Insulin receptor has been previously reported overexpressed on OSPC and to be able to mediate a proliferative response in ovarian cancer cells (Kalli et al, 2002). In our study, consistent with previous reports, OSPC were found to differentially overexpress the insulin receptor gene when compared to USPC. These results therefore support a role for insulin receptor in the growth and regulation of OSPC, but not in USPC.

Unlike OSPC, there have been remarkably few studies aimed at identifying molecular markers characteristic of USPC. Because of the common poor response to standard salvage treatment modalities for advanced or recurrent USPC, the identification of a number of USPC specific markers may lay the groundwork for future studies testing some of these biomarkers for clinical utility in the treatment of these highly aggressive and intrinsically chemotherapy resistant tumours. Of great interest at this regard, c-erbB2 gene was found to be the most highly differentially expressed gene in USPC with over 17-fold upregulation compared with OSPC. Furthermore, the growth factor receptor-bound protein 7 (GRB7), a gene tightly linked to c-erbB2 and previously reported coamplified and coexpressed with this gene in several cancer types (Janes et al, 1997) was also highly differentially expressed in USPC compared to OSPC. The striking overexpression of the c-erbB2 gene as well as of its gene expression product on USPC may therefore represent a distinctive molecular marker for these serous tumours and also provide insights into the disproportionately poor prognosis of USPC relative to OSPC. Consistent with this view, previous studies have reported that the amplification of this gene in a subset of ovarian cancer patients is associated with resistance to chemotherapeutic drugs and shorter survival (Berchuck et al, 1990).
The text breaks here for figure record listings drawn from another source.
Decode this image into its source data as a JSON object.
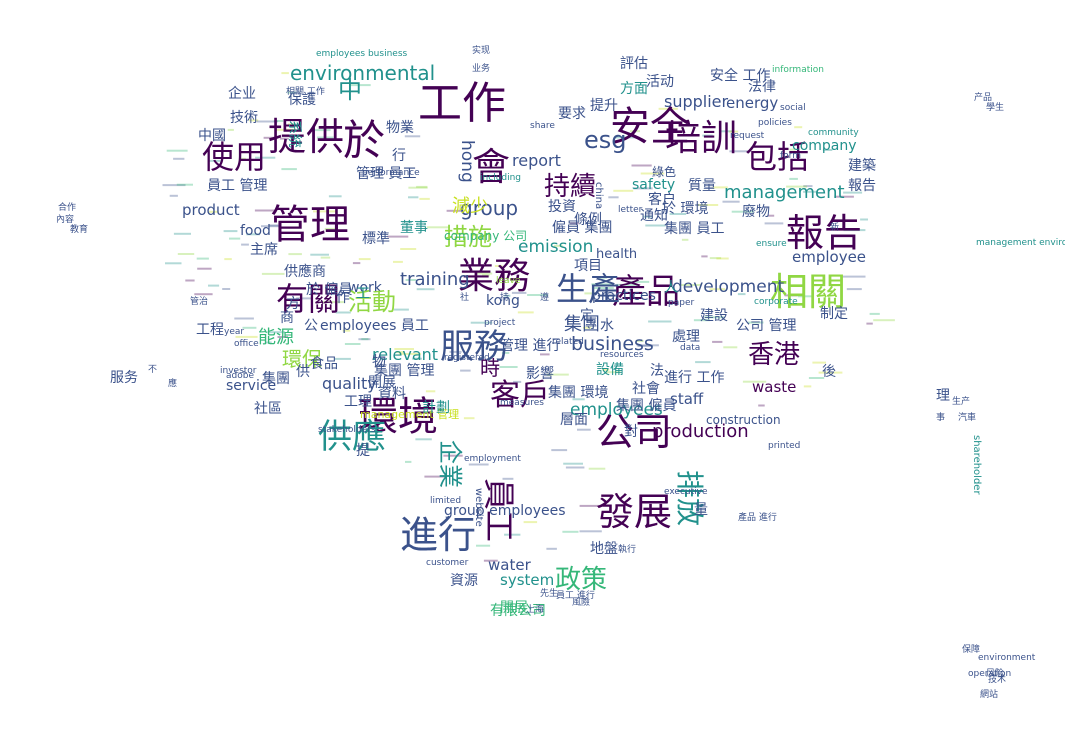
{
  "palette": {
    "dark_purple": "#440154",
    "indigo": "#3b528b",
    "blue": "#31688e",
    "teal": "#21918c",
    "green": "#35b779",
    "lime": "#90d743",
    "yellow": "#c8e020"
  },
  "word_cloud": {
    "words": [
      {
        "text": "工作",
        "color": "dark_purple"
      },
      {
        "text": "安全",
        "color": "dark_purple"
      },
      {
        "text": "提供",
        "color": "dark_purple"
      },
      {
        "text": "管理",
        "color": "dark_purple"
      },
      {
        "text": "培訓",
        "color": "dark_purple"
      },
      {
        "text": "於",
        "color": "dark_purple"
      },
      {
        "text": "會",
        "color": "dark_purple"
      },
      {
        "text": "使用",
        "color": "dark_purple"
      },
      {
        "text": "報告",
        "color": "dark_purple"
      },
      {
        "text": "包括",
        "color": "dark_purple"
      },
      {
        "text": "業務",
        "color": "dark_purple"
      },
      {
        "text": "相關",
        "color": "lime"
      },
      {
        "text": "有關",
        "color": "dark_purple"
      },
      {
        "text": "產品",
        "color": "dark_purple"
      },
      {
        "text": "生產",
        "color": "indigo"
      },
      {
        "text": "環境",
        "color": "dark_purple"
      },
      {
        "text": "服務",
        "color": "indigo"
      },
      {
        "text": "公司",
        "color": "dark_purple"
      },
      {
        "text": "客戶",
        "color": "dark_purple"
      },
      {
        "text": "員工",
        "color": "dark_purple"
      },
      {
        "text": "供應",
        "color": "teal"
      },
      {
        "text": "發展",
        "color": "dark_purple"
      },
      {
        "text": "進行",
        "color": "indigo"
      },
      {
        "text": "政策",
        "color": "green"
      },
      {
        "text": "香港",
        "color": "dark_purple"
      },
      {
        "text": "持續",
        "color": "dark_purple"
      },
      {
        "text": "esg",
        "color": "indigo"
      },
      {
        "text": "environmental",
        "color": "teal"
      },
      {
        "text": "group",
        "color": "indigo"
      },
      {
        "text": "management",
        "color": "teal"
      },
      {
        "text": "company",
        "color": "teal"
      },
      {
        "text": "employee",
        "color": "indigo"
      },
      {
        "text": "development",
        "color": "indigo"
      },
      {
        "text": "training",
        "color": "indigo"
      },
      {
        "text": "business",
        "color": "indigo"
      },
      {
        "text": "production",
        "color": "dark_purple"
      },
      {
        "text": "employees",
        "color": "teal"
      },
      {
        "text": "emission",
        "color": "teal"
      },
      {
        "text": "report",
        "color": "indigo"
      },
      {
        "text": "supplier",
        "color": "indigo"
      },
      {
        "text": "energy",
        "color": "indigo"
      },
      {
        "text": "safety",
        "color": "teal"
      },
      {
        "text": "quality",
        "color": "indigo"
      },
      {
        "text": "water",
        "color": "indigo"
      },
      {
        "text": "waste",
        "color": "dark_purple"
      },
      {
        "text": "staff",
        "color": "indigo"
      },
      {
        "text": "relevant",
        "color": "teal"
      },
      {
        "text": "product",
        "color": "indigo"
      },
      {
        "text": "system",
        "color": "teal"
      },
      {
        "text": "kong",
        "color": "indigo"
      },
      {
        "text": "hong",
        "color": "indigo"
      },
      {
        "text": "work",
        "color": "indigo"
      },
      {
        "text": "service",
        "color": "indigo"
      },
      {
        "text": "construction",
        "color": "indigo"
      },
      {
        "text": "group employees",
        "color": "indigo"
      },
      {
        "text": "排放",
        "color": "teal"
      },
      {
        "text": "活動",
        "color": "lime"
      },
      {
        "text": "措施",
        "color": "lime"
      },
      {
        "text": "有限公司",
        "color": "green"
      },
      {
        "text": "企業",
        "color": "teal"
      },
      {
        "text": "中",
        "color": "teal"
      },
      {
        "text": "集團",
        "color": "indigo"
      },
      {
        "text": "環保",
        "color": "lime"
      },
      {
        "text": "能源",
        "color": "green"
      },
      {
        "text": "評估",
        "color": "indigo"
      },
      {
        "text": "減少",
        "color": "yellow"
      },
      {
        "text": "建築",
        "color": "indigo"
      },
      {
        "text": "技術",
        "color": "indigo"
      },
      {
        "text": "方面",
        "color": "teal"
      },
      {
        "text": "法律",
        "color": "indigo"
      },
      {
        "text": "質量",
        "color": "indigo"
      },
      {
        "text": "廢物",
        "color": "indigo"
      },
      {
        "text": "資源",
        "color": "indigo"
      },
      {
        "text": "社區",
        "color": "indigo"
      },
      {
        "text": "水",
        "color": "indigo"
      },
      {
        "text": "開展",
        "color": "indigo"
      },
      {
        "text": "時",
        "color": "dark_purple"
      },
      {
        "text": "影響",
        "color": "indigo"
      },
      {
        "text": "處理",
        "color": "indigo"
      },
      {
        "text": "工程",
        "color": "indigo"
      },
      {
        "text": "設備",
        "color": "teal"
      },
      {
        "text": "綠色",
        "color": "indigo"
      },
      {
        "text": "物業",
        "color": "indigo"
      },
      {
        "text": "社會",
        "color": "indigo"
      },
      {
        "text": "標準",
        "color": "indigo"
      },
      {
        "text": "董事",
        "color": "teal"
      },
      {
        "text": "建設",
        "color": "indigo"
      },
      {
        "text": "要求",
        "color": "indigo"
      },
      {
        "text": "投資",
        "color": "indigo"
      },
      {
        "text": "提升",
        "color": "indigo"
      },
      {
        "text": "報告",
        "color": "indigo"
      },
      {
        "text": "資料",
        "color": "indigo"
      },
      {
        "text": "管理 員工",
        "color": "indigo"
      },
      {
        "text": "員工 管理",
        "color": "indigo"
      },
      {
        "text": "進行 工作",
        "color": "indigo"
      },
      {
        "text": "集團 管理",
        "color": "indigo"
      },
      {
        "text": "僱員 集團",
        "color": "indigo"
      },
      {
        "text": "於 環境",
        "color": "indigo"
      },
      {
        "text": "公司 管理",
        "color": "indigo"
      },
      {
        "text": "集團 環境",
        "color": "indigo"
      },
      {
        "text": "集團 僱員",
        "color": "indigo"
      },
      {
        "text": "供應商",
        "color": "indigo"
      },
      {
        "text": "通知",
        "color": "indigo"
      },
      {
        "text": "開展",
        "color": "green"
      },
      {
        "text": "服务",
        "color": "indigo"
      },
      {
        "text": "企业",
        "color": "indigo"
      },
      {
        "text": "集團 員工",
        "color": "indigo"
      },
      {
        "text": "管理 進行",
        "color": "indigo"
      },
      {
        "text": "於 僱員",
        "color": "indigo"
      },
      {
        "text": "employees 員工",
        "color": "indigo"
      },
      {
        "text": "company 公司",
        "color": "green"
      },
      {
        "text": "management 管理",
        "color": "yellow"
      },
      {
        "text": "employees business",
        "color": "teal"
      },
      {
        "text": "management environmental",
        "color": "teal"
      },
      {
        "text": "shareholder",
        "color": "teal"
      },
      {
        "text": "information",
        "color": "green"
      },
      {
        "text": "community",
        "color": "teal"
      },
      {
        "text": "policies",
        "color": "indigo"
      },
      {
        "text": "request",
        "color": "indigo"
      },
      {
        "text": "executive",
        "color": "indigo"
      },
      {
        "text": "website",
        "color": "indigo"
      },
      {
        "text": "customer",
        "color": "indigo"
      },
      {
        "text": "measures",
        "color": "indigo"
      },
      {
        "text": "resources",
        "color": "indigo"
      },
      {
        "text": "corporate",
        "color": "teal"
      },
      {
        "text": "environment",
        "color": "indigo"
      },
      {
        "text": "operation",
        "color": "indigo"
      },
      {
        "text": "printed",
        "color": "indigo"
      },
      {
        "text": "social",
        "color": "indigo"
      },
      {
        "text": "form",
        "color": "indigo"
      },
      {
        "text": "including",
        "color": "teal"
      },
      {
        "text": "letter",
        "color": "indigo"
      },
      {
        "text": "registered",
        "color": "indigo"
      },
      {
        "text": "project",
        "color": "indigo"
      },
      {
        "text": "stakeholders",
        "color": "indigo"
      },
      {
        "text": "year",
        "color": "indigo"
      },
      {
        "text": "office",
        "color": "indigo"
      },
      {
        "text": "investor",
        "color": "indigo"
      },
      {
        "text": "data",
        "color": "indigo"
      },
      {
        "text": "related",
        "color": "indigo"
      },
      {
        "text": "china",
        "color": "indigo"
      },
      {
        "text": "share",
        "color": "indigo"
      },
      {
        "text": "ensure",
        "color": "teal"
      },
      {
        "text": "performance",
        "color": "indigo"
      },
      {
        "text": "leave",
        "color": "lime"
      },
      {
        "text": "paper",
        "color": "indigo"
      },
      {
        "text": "employment",
        "color": "indigo"
      },
      {
        "text": "limited",
        "color": "indigo"
      },
      {
        "text": "adobe",
        "color": "indigo"
      },
      {
        "text": "health",
        "color": "indigo"
      },
      {
        "text": "practices",
        "color": "indigo"
      },
      {
        "text": "food",
        "color": "indigo"
      },
      {
        "text": "主席",
        "color": "indigo"
      },
      {
        "text": "集團",
        "color": "indigo"
      },
      {
        "text": "方",
        "color": "indigo"
      },
      {
        "text": "供",
        "color": "indigo"
      },
      {
        "text": "人",
        "color": "teal"
      },
      {
        "text": "法",
        "color": "indigo"
      },
      {
        "text": "制定",
        "color": "indigo"
      },
      {
        "text": "後",
        "color": "indigo"
      },
      {
        "text": "理",
        "color": "indigo"
      },
      {
        "text": "工理",
        "color": "indigo"
      },
      {
        "text": "定",
        "color": "indigo"
      },
      {
        "text": "量",
        "color": "indigo"
      },
      {
        "text": "物",
        "color": "indigo"
      },
      {
        "text": "提",
        "color": "indigo"
      },
      {
        "text": "對",
        "color": "indigo"
      },
      {
        "text": "工",
        "color": "teal"
      },
      {
        "text": "作",
        "color": "indigo"
      },
      {
        "text": "公",
        "color": "indigo"
      },
      {
        "text": "商",
        "color": "indigo"
      },
      {
        "text": "行",
        "color": "indigo"
      },
      {
        "text": "項目",
        "color": "indigo"
      },
      {
        "text": "客户",
        "color": "indigo"
      },
      {
        "text": "系統",
        "color": "teal"
      },
      {
        "text": "保護",
        "color": "indigo"
      },
      {
        "text": "層面",
        "color": "indigo"
      },
      {
        "text": "計劃",
        "color": "teal"
      },
      {
        "text": "食品",
        "color": "indigo"
      },
      {
        "text": "中國",
        "color": "indigo"
      },
      {
        "text": "條例",
        "color": "indigo"
      },
      {
        "text": "活动",
        "color": "indigo"
      },
      {
        "text": "安全 工作",
        "color": "indigo"
      },
      {
        "text": "產品 進行",
        "color": "indigo"
      },
      {
        "text": "相關 工作",
        "color": "indigo"
      },
      {
        "text": "管治",
        "color": "indigo"
      },
      {
        "text": "技术",
        "color": "indigo"
      },
      {
        "text": "生产",
        "color": "indigo"
      },
      {
        "text": "产品",
        "color": "indigo"
      },
      {
        "text": "风险",
        "color": "indigo"
      },
      {
        "text": "網站",
        "color": "indigo"
      },
      {
        "text": "保障",
        "color": "indigo"
      },
      {
        "text": "合作",
        "color": "indigo"
      },
      {
        "text": "內容",
        "color": "indigo"
      },
      {
        "text": "教育",
        "color": "indigo"
      },
      {
        "text": "學生",
        "color": "indigo"
      },
      {
        "text": "汽車",
        "color": "indigo"
      },
      {
        "text": "地盤",
        "color": "indigo"
      },
      {
        "text": "執行",
        "color": "indigo"
      },
      {
        "text": "風險",
        "color": "indigo"
      },
      {
        "text": "員工 進行",
        "color": "indigo"
      },
      {
        "text": "先生",
        "color": "indigo"
      },
      {
        "text": "上海",
        "color": "indigo"
      },
      {
        "text": "实现",
        "color": "indigo"
      },
      {
        "text": "业务",
        "color": "indigo"
      },
      {
        "text": "新",
        "color": "indigo"
      },
      {
        "text": "事",
        "color": "indigo"
      },
      {
        "text": "應",
        "color": "indigo"
      },
      {
        "text": "不",
        "color": "indigo"
      },
      {
        "text": "社",
        "color": "indigo"
      },
      {
        "text": "持",
        "color": "indigo"
      },
      {
        "text": "遵",
        "color": "indigo"
      }
    ]
  }
}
On the light of our micrarrays data it is tempting to speculate that some if not all of these highly HER2/neu overexpressing and chemotherapy resistant serous tumours may likely have arisen from metaplastic mesothelial cells and therefore present a genetic fingerprint more similar to USPC than OSPC. Regardless of the histologic site of origin, however, high overexpression of the c-erbB2 gene provides support for the notion that trastuzumab (Herceptin), a humanised anti-HER-2/Neu antibody that is showing great promise for treatment of metastatic breast cancer patients overexpressing HER-2/Neu protein (Slamon et al, 2001), may be a novel, potentially highly effective therapy against this aggressive variant of serous papillary carcinomas. Consistent with this view, our group has recently shown high sensitivity of USPC to the killing activity mediated by natural killer (NK) cells when triggered by anti-HER-2/Neu-specific antibody in vitro (Santin et al, 2002b).

Taken all together, our data demonstrate that OSPC and USPC, two diseases where further molecular characterisation is needed to improve differential diagnosis and therapeutic strategies, can be readily discriminated solely by gene expression profiles. These findings suggest that global gene expression signatures can be an important adjunct to the morphology based classification schemes for serous papillary tumours currently used. Finally, the identification of c-erbB2 as the most highly differentially expressed gene in USPC suggest that targeting HER-2/neu by rhuMAb anti-HER-2 (Herceptin) may be potentially highly beneficial against these biologically aggressive and chemotherapy-resistant variants of endometrial cancer.